Dalam penawaran umum perdana saham atau initial public offering/IPO, perusahaan mematok harga IPO Rp 128 per lembar dari rentang Rp 120-140 per lembar. Selain itu, dalam aksi korporasi ini, perusahaan melepas sebanyak 815 juta saham baru, yang setara dengan 20,04% dari total modal ditempatkan dan disetor penuh setelah IPO.
Dari aksi ini, perusahaan bakal meraup dana segar hingga Rp 104,32 miliar. Adapun CHEK menunjuk PT Lotus Andalan Sekuritas selaku penjamin pelaksana emisi efek.
Direktur Utama PT Diastika Biotekindo Tbk, FX Yoshua Raintjung, menyampaikan bahwa pencatatan saham perdana di Bursa Efek Indonesia merupakan bagian dari komitmen jangka panjang perusahaan untuk memperkuat struktur pendanaan perusahaan.
Tak hanya itu, ia mengatakan pendapatan bersih tumbuh 9,9% pada 2023 dan meningkat tajam 19,9% di akhir 2024. Pertumbuhan ini mencerminkan fundamental bisnis yang solid dan meningkatnya kepercayaan pasar terhadap prospek perusahaan. Ke depannya, perseroan menargetkan pertumbuhan 10–20% per tahun melalui ekspansi produk OEM seperti DB-hem3 dan reagen lokal, yang didukung sertifikasi TKDN dan proyek-proyek pemerintah dalam strategi sinergi produk global dan merek lokal.
“Saya optimistis dengan prospek Industri Kesehatan saat ini, Pasar alat kesehatan dan diagnostik molekuler di Indonesia tumbuh pesat pasca-COVID dan seiring tren personalisasi pengobatan,” kata Yoshua, Kamis (10/7).
Rencana CHEK Usai IPO
Perusahaan berencana mengalokasikan seluruh dana yang diperoleh dari hasil penawaran umum perdana saham (IPO), setelah dikurangi biaya emisi, untuk kebutuhan modal kerja.

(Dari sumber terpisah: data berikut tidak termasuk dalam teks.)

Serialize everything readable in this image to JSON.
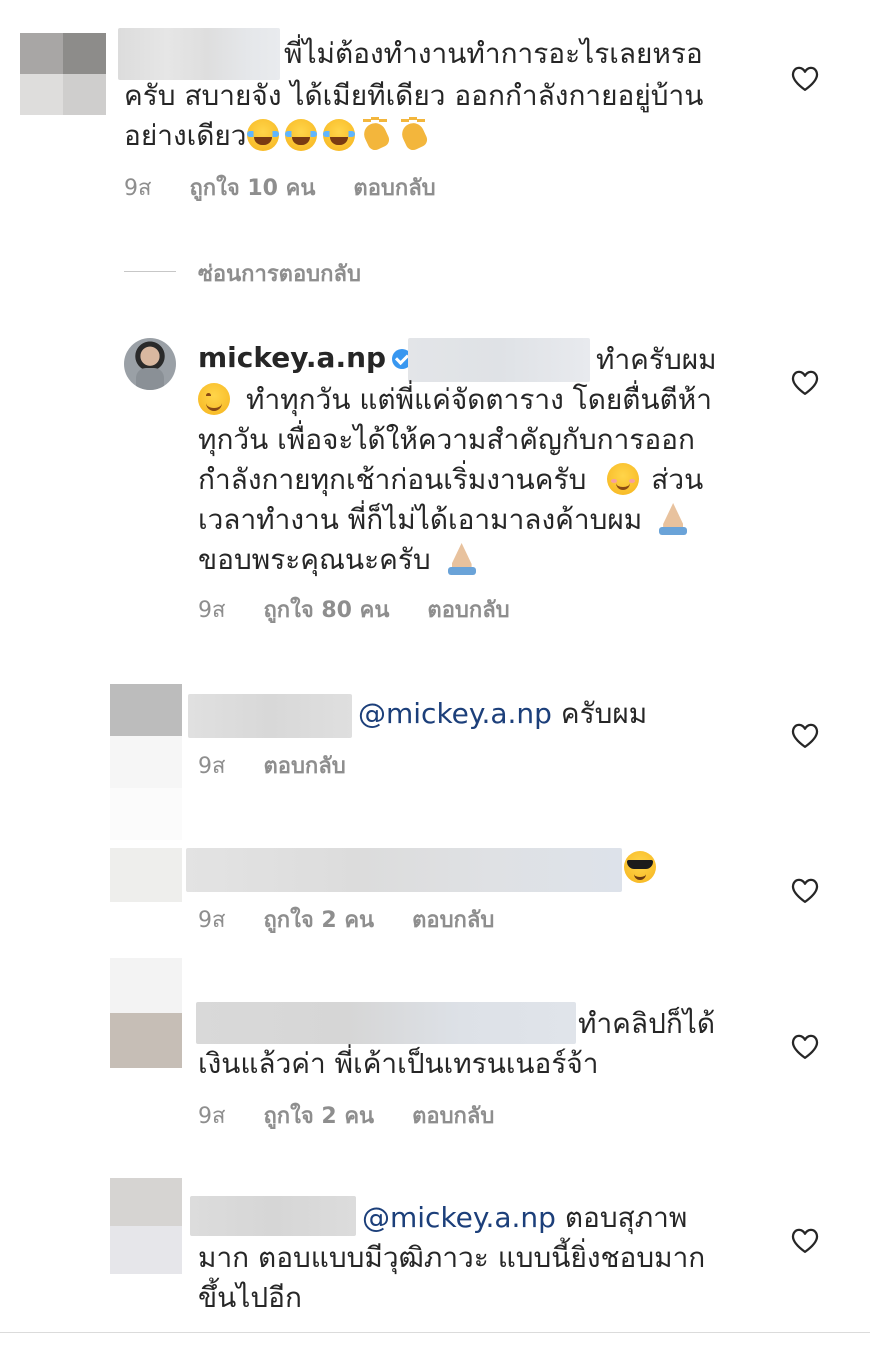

Dana tersebut akan digunakan untuk mendukung operasional perusahaan, termasuk pembelian barang dagangan, biaya angkut, biaya kantor, biaya penjualan, sewa, dan pengeluaran lainnya.
Penggunaan dana ini sejalan dengan rencana perseroan untuk berpartisipasi dalam proyek pengadaan yang dicanangkan Kementerian Kesehatan, yaitu program SIHREN (Strengthening Indonesia’s Healthcare Referral Network), SOPHI (Strengthening of Primary Healthcare in Indonesia), dan InPLUS (Indonesia – Public Laboratory System Strengthening) dengan estimasi nilai proyek mencapai Rp 100 miliar.
Pembelian barang dari pemasok untuk proyek tersebut mengharuskan pembayaran di muka, perseroan menilai hasil IPO dapat menjadi solusi pendanaan yang tepat untuk memenuhi kebutuhan pembelian persediaan.
Hingga pertengahan Juni 2025, proses tender masih berada dalam tahap evaluasi teknis dan administratif, sementara CHEK telah menyerahkan seluruh dokumen persyaratan yang dibutuhkan, termasuk dokumen teknis, administratif, dan bukti pendukung kualifikasi.
“Perseroan saat ini masih berada dalam posisi yang dipertimbangkan dan dinyatakan memenuhi syarat administrasi awal (eligible), namun belum memasuki tahap negosiasi harga ataupun penetapan pemenang,” demikian tertulis dalam prospektus, Jumat (20/6).